Values That Never Change
In Mar, every value is immutable. Not “immutable by convention”, not “please use const”: there is no assignment operator, no way to modify a record in place, no way to push onto a list. A value, once created, is what it is forever.
If you have spent years mutating variables, this sounds like being asked to cook without heat. This chapter explains what “change” means in an immutable world, why the restriction pays for itself, and why it does not have the performance cost you probably suspect.
The problem with things that change
Consider a line you have written a thousand times:
// JavaScript
user.name = "Ana";
Innocent. But answer honestly: who else has a reference to user? Whatever list it sits in, whatever cache holds it, whatever component rendered it, all of them just changed too, silently. Mutation is action at a distance: a write in one place is a surprise in every other place that shares the value.
Almost every “how did the state get like this?” bug is this pattern. Something, somewhere, changed a value that something else was relying on. The debugging session is an archaeology dig: not “what is wrong” but “who touched this, and when”.
Immutability deletes the question. If no value ever changes, then whatever a function received is exactly what it holds for as long as it wants. Nobody can pull the rug.
What “change” becomes
Programs still need to express change: a task gets renamed, a counter goes up. In Mar you do not modify the old value; you compute a new one that differs where you say:
rename : String -> Task -> Task
rename newName task =
{ task | name = newName }
{ task | name = newName } is record update syntax: “a new record, same as task, except name”. The original task is untouched; both values exist, and each reference keeps meaning what it meant.
Lists work the same way.
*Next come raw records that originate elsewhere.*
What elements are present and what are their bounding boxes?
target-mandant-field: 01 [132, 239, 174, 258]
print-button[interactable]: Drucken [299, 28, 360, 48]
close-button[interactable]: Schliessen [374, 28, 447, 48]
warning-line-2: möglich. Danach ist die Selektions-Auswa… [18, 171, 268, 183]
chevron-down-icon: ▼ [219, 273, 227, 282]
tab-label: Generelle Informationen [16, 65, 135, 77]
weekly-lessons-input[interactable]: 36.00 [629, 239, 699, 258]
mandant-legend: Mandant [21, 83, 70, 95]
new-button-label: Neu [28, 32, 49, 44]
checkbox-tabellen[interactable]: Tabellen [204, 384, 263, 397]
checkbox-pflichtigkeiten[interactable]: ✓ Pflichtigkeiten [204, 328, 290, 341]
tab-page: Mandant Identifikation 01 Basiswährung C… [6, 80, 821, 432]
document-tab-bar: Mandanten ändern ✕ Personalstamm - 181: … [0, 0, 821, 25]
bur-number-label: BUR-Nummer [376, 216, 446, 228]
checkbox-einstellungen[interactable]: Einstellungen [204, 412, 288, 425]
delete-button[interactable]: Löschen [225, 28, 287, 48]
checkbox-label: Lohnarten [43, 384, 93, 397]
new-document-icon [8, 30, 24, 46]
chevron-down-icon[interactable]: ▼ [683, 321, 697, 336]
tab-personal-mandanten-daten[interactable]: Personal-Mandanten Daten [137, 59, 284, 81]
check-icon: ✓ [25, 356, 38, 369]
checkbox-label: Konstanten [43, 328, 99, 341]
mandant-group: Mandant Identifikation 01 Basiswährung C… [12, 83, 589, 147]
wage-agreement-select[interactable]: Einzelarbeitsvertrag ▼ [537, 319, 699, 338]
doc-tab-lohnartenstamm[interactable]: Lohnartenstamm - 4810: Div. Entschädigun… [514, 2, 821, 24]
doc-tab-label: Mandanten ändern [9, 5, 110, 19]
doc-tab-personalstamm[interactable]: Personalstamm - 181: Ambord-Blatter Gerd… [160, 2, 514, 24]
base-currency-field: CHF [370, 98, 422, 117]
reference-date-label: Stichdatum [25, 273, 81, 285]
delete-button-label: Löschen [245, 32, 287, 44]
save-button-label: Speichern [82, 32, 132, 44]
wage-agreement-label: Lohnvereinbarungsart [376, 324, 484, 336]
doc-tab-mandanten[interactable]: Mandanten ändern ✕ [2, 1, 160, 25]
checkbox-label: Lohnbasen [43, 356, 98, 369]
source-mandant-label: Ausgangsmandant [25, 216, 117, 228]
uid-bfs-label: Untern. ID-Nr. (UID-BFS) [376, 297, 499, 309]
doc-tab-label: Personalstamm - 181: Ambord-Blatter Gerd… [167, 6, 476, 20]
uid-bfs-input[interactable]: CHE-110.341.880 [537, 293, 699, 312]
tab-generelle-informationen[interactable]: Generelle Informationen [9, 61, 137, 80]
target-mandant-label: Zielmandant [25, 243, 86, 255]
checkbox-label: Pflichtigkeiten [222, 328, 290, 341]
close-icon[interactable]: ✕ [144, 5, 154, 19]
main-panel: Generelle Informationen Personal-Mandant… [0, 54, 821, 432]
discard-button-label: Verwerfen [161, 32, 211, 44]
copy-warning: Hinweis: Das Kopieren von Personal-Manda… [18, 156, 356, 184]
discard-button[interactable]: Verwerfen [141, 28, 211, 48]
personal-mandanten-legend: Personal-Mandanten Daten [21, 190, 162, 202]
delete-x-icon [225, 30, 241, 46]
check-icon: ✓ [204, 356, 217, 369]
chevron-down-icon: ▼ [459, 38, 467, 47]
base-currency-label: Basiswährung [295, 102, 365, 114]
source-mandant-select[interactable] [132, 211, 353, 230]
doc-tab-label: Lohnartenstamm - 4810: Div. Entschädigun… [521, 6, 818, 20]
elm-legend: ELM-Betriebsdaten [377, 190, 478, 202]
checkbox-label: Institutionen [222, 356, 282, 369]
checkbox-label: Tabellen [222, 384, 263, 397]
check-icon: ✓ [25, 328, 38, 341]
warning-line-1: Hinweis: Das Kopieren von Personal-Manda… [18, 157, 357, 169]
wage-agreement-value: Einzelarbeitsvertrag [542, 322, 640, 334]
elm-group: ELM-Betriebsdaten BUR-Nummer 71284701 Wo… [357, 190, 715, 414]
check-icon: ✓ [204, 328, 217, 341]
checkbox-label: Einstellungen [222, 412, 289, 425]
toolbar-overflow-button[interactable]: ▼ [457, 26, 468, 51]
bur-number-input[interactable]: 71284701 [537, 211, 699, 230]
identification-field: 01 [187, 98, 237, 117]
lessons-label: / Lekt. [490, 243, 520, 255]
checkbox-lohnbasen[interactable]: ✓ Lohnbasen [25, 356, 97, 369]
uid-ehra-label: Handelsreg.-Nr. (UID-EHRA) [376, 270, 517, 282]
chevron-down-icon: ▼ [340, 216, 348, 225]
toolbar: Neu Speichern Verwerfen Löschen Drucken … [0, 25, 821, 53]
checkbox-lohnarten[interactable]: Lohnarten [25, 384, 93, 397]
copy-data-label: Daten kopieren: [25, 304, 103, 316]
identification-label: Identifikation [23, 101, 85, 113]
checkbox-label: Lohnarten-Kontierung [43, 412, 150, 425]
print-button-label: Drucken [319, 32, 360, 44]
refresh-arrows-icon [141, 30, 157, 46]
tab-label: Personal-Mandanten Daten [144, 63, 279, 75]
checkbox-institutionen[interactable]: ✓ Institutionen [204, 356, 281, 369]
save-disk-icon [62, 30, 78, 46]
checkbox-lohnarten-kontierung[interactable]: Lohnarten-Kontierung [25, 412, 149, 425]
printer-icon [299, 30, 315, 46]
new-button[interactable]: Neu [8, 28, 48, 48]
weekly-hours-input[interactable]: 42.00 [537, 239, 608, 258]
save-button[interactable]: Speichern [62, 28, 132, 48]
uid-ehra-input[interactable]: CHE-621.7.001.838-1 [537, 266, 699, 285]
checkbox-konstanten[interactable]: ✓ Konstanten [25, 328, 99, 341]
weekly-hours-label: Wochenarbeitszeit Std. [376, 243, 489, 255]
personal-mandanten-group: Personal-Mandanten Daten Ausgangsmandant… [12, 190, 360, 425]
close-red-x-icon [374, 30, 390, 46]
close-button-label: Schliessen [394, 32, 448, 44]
There is no push; there are functions that produce new lists:
withDone : List Task -> List Task
withDone tasks =
List.filter (\t -> t.done) tasks
The habit shift is real but small: instead of “reach in and change it”, you write “here is the new whole”. After a week it stops feeling like a restriction; it starts feeling like the difference between editing a shared document and sending versioned copies. Nobody’s edits collide, because there are no edits.
Where state actually lives
An application obviously has state: the current user, the list on screen, the score. In Mar, state lives in one value, called the Model, and the runtime replaces it wholesale as your program computes new versions. Chapter “The Loop” makes this precise; the important idea here is the division of labor:
- Your code: pure computation from old value to new value.
- The runtime: the single mutable cell that swaps old for new.
All the mutation in a Mar program happens in one place you never touch, which means “who changed this?” always has the same answer: your update function, on the previous line of the message log.
The payoff, concretely
Bugs that stop existing. Shared-mutable-state bugs, iterator invalidation, “changed during render”, stale caches of live objects, defensive copying because you cannot trust a callee: all of these require mutation to happen. No mutation, no bug class.
Fearless sharing. Because nothing changes, sharing is always safe. Pass your whole Model to a function; it cannot damage it. Keep the old Model next to the new one; they cannot interfere.
Time travel, for free. Mar’s dev mode keeps every Model your app has ever had and lets you scrub back and forth through them like video. This is not a heroic engineering feat; it falls out of immutability. Old states are just values, and values keep.
Honest equality. When values cannot change, “equal now” means “equal forever”, so caching and change-detection become trustworthy.
“But copying everything must be slow”
The standard objection, and the answer is structural sharing. When you write { task | name = newName }, Mar does not deep-copy the record; the new value reuses everything from the old one except the field that differs. A new list that adds an element in front of an old list shares the old list entirely. Because nothing can be mutated, sharing is undetectable and therefore always safe. That is the trick: immutability is what makes the cheap implementation correct.
Is it literally as fast as mutating a field in C? No. Is it fast enough that entire 60-frames-per-second games, with hundreds of units doing pathfinding, ship in Mar today? Yes, and you will meet them in the Canvas chapter. For the CRUD apps, dashboards, and tools Mar targets, the difference is noise.
The mental model to keep
A Mar program never has “an object at time T”. It has values, and functions from values to values. Time is modeled the only honest way: as a sequence of distinct values, each one complete, none of them ever revised.
Everything else in this book leans on that sentence. The next chapter applies the same discipline to functions themselves.